Dr Saxon said that one of the things discussed at the meeting was how to standardize the way the health care industry understands device malfunction and how such malfunctions should be communicated in the future. “Patients can expect improvement in assessment of risk and expect timely issuance of data that are reliable and accurate. At the end of the day, we do not want to release data too early that are not completely accurate,” she said.

According to Dr Saxon, the Times article “scared a lot of patients,” and made the medical industry aware of the need to disseminate correct information in an appropriate manner. “We discussed ways for patients to get information that isn’t related to the lay press—to the New York Times,” she said.

Another topic discussed at the meeting, according to Dr Carlson, was the importance of precise terminology and uniform definitions. “It was noted that the term ‘recall’ has strong implications for many people that, in some cases, may not match the intended meaning,” he said.

When asked to describe the purpose of postmarket surveillance of pacemakers and ICDs, Dr Carlson said that “the primary goal of postmarket surveillance is to monitor and determine expected device performance and to identify potential and recurring device malfunctions.”

However, Dr Carlson acknowledged that there are many barriers related to data collection of postmarket device surveillance, noting that “devices are often interred with patients, particularly when they die at a site remote from their cardiac electrophysiologist.

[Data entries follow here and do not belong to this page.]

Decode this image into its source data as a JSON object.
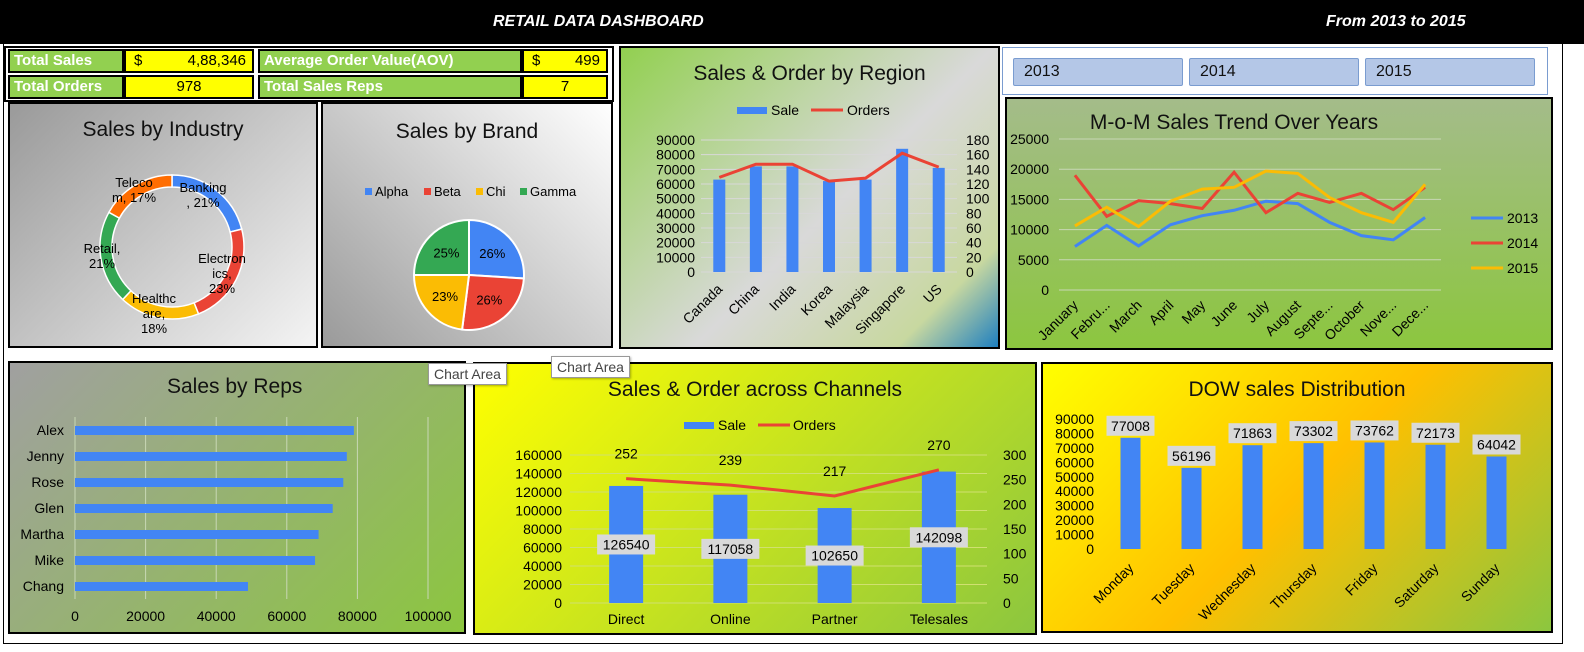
{
  "header": {
    "title": "RETAIL DATA DASHBOARD",
    "range": "From 2013 to 2015"
  },
  "kpis": {
    "total_sales_label": "Total Sales",
    "total_sales_currency": "$",
    "total_sales_value": "4,88,346",
    "aov_label": "Average Order Value(AOV)",
    "aov_currency": "$",
    "aov_value": "499",
    "total_orders_label": "Total Orders",
    "total_orders_value": "978",
    "total_reps_label": "Total Sales Reps",
    "total_reps_value": "7"
  },
  "slicer": {
    "buttons": [
      "2013",
      "2014",
      "2015"
    ]
  },
  "tooltips": {
    "t1": "Chart Area",
    "t2": "Chart Area"
  },
  "colors": {
    "blue": "#4285f4",
    "red": "#ea4335",
    "yellow": "#fbbc04",
    "green": "#34a853",
    "orange": "#ff6d01",
    "kpi_green": "#92d050",
    "kpi_yellow": "#ffff00"
  },
  "chart_data": [
    {
      "id": "industry",
      "type": "pie",
      "title": "Sales by Industry",
      "donut": true,
      "slices": [
        {
          "label": "Banking, 21%",
          "value": 21,
          "color": "#4285f4"
        },
        {
          "label": "Electronics, 23%",
          "value": 23,
          "color": "#ea4335"
        },
        {
          "label": "Healthcare, 18%",
          "value": 18,
          "color": "#fbbc04"
        },
        {
          "label": "Retail, 21%",
          "value": 21,
          "color": "#34a853"
        },
        {
          "label": "Telecom, 17%",
          "value": 17,
          "color": "#ff6d01"
        }
      ]
    },
    {
      "id": "brand",
      "type": "pie",
      "title": "Sales by Brand",
      "legend": [
        "Alpha",
        "Beta",
        "Chi",
        "Gamma"
      ],
      "slices": [
        {
          "label": "26%",
          "name": "Alpha",
          "value": 26,
          "color": "#4285f4"
        },
        {
          "label": "26%",
          "name": "Beta",
          "value": 26,
          "color": "#ea4335"
        },
        {
          "label": "23%",
          "name": "Chi",
          "value": 23,
          "color": "#fbbc04"
        },
        {
          "label": "25%",
          "name": "Gamma",
          "value": 25,
          "color": "#34a853"
        }
      ]
    },
    {
      "id": "region",
      "type": "bar",
      "title": "Sales & Order by Region",
      "categories": [
        "Canada",
        "China",
        "India",
        "Korea",
        "Malaysia",
        "Singapore",
        "US"
      ],
      "series": [
        {
          "name": "Sale",
          "type": "bar",
          "values": [
            63000,
            72000,
            72000,
            62000,
            63000,
            84000,
            71000
          ]
        },
        {
          "name": "Orders",
          "type": "line",
          "axis": "right",
          "values": [
            129,
            147,
            147,
            124,
            128,
            162,
            143
          ]
        }
      ],
      "ylim": [
        0,
        90000
      ],
      "y_ticks": [
        0,
        10000,
        20000,
        30000,
        40000,
        50000,
        60000,
        70000,
        80000,
        90000
      ],
      "y2lim": [
        0,
        180
      ],
      "y2_ticks": [
        0,
        20,
        40,
        60,
        80,
        100,
        120,
        140,
        160,
        180
      ]
    },
    {
      "id": "mom",
      "type": "line",
      "title": "M-o-M Sales Trend Over Years",
      "categories": [
        "January",
        "Febru...",
        "March",
        "April",
        "May",
        "June",
        "July",
        "August",
        "Septe...",
        "October",
        "Nove...",
        "Dece..."
      ],
      "series": [
        {
          "name": "2013",
          "values": [
            7200,
            10700,
            7300,
            10800,
            12300,
            13200,
            14700,
            14300,
            11200,
            9000,
            8300,
            12000
          ]
        },
        {
          "name": "2014",
          "values": [
            19000,
            12200,
            14800,
            14300,
            13500,
            19500,
            12800,
            16000,
            14500,
            16000,
            13300,
            17000
          ]
        },
        {
          "name": "2015",
          "values": [
            10600,
            13700,
            10500,
            14700,
            16700,
            17000,
            19700,
            19300,
            15300,
            12800,
            11200,
            17500
          ]
        }
      ],
      "ylim": [
        0,
        25000
      ],
      "y_ticks": [
        0,
        5000,
        10000,
        15000,
        20000,
        25000
      ]
    },
    {
      "id": "reps",
      "type": "bar",
      "orientation": "horizontal",
      "title": "Sales by Reps",
      "categories": [
        "Alex",
        "Jenny",
        "Rose",
        "Glen",
        "Martha",
        "Mike",
        "Chang"
      ],
      "values": [
        79000,
        77000,
        76000,
        73000,
        69000,
        68000,
        49000
      ],
      "xlim": [
        0,
        100000
      ],
      "x_ticks": [
        0,
        20000,
        40000,
        60000,
        80000,
        100000
      ]
    },
    {
      "id": "channels",
      "type": "bar",
      "title": "Sales & Order across Channels",
      "categories": [
        "Direct",
        "Online",
        "Partner",
        "Telesales"
      ],
      "series": [
        {
          "name": "Sale",
          "type": "bar",
          "values": [
            126540,
            117058,
            102650,
            142098
          ]
        },
        {
          "name": "Orders",
          "type": "line",
          "axis": "right",
          "values": [
            252,
            239,
            217,
            270
          ]
        }
      ],
      "ylim": [
        0,
        160000
      ],
      "y_ticks": [
        0,
        20000,
        40000,
        60000,
        80000,
        100000,
        120000,
        140000,
        160000
      ],
      "y2lim": [
        0,
        300
      ],
      "y2_ticks": [
        0,
        50,
        100,
        150,
        200,
        250,
        300
      ]
    },
    {
      "id": "dow",
      "type": "bar",
      "title": "DOW sales Distribution",
      "categories": [
        "Monday",
        "Tuesday",
        "Wednesday",
        "Thursday",
        "Friday",
        "Saturday",
        "Sunday"
      ],
      "values": [
        77008,
        56196,
        71863,
        73302,
        73762,
        72173,
        64042
      ],
      "ylim": [
        0,
        90000
      ],
      "y_ticks": [
        0,
        10000,
        20000,
        30000,
        40000,
        50000,
        60000,
        70000,
        80000,
        90000
      ]
    }
  ]
}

Some physicians and patients may not be aware of the importance of returning devices for analysis. The importance of patient and physician education regarding the importance of returning devices was noted. It was noted also that some countries provide strong incentives to return devices for analysis. Incentives of this sort in the United States would require significant policy changes.”

According to Dr Saxon, current industry and FDA advisory communications have significant differences, which reflect the distinctive nature of each advisory and the medical, legal, and patient safety issues inherent in an implanted device advisory. Standardization of advisory communications to physicians to supplement industry and FDA communications is needed, she noted, providing physicians with:

  • Concise clinical information to facilitate rational patient communication and better-informed clinical action
  • Objective information
  • Information that can be easily referenced and subject to updates.

When asked what she tells patients who are worried about advisories related to specific ICDs or pacemakers Dr Saxon said, “I have over 600 patients with devices right now. Advisories are fluid, and I follow the advice [in the advisories] and am open to what kind of information develops around it. In general, the advisories that have come out in the past 6 months have been low. And truthfully it’s hard to take a new device out of the box and be able to ensure that it’s not going to have any malfunction. Current ICDs have a very good track record—they would have to.”

In October 2005, the Heart Rhythm Society put together a task force to draft public policy recommendations to improve the pacemaker and ICD postmarket surveillance system and related communications between device manufacturers, the federal government, clinicians, and patients, as well as to develop comprehensive clinician guidelines. The 14-member task force, which includes Drs Carlson and Saxon, plans to have the recommendations ready for public comment by May 2006. Development of the clinician guidelines is expected to take 9 to 12 months.

“This was a positive first step,” Dr Saxon said.

According to a New York Times article (October 26, 2005), the Department of Justice issued subpoenas to Guidant, Medtronic, and St. Jude Medical as part of a new investigation that is looking into allegations concerning any illegal payments or other incentives any of these companies may have offered to physicians to use their products.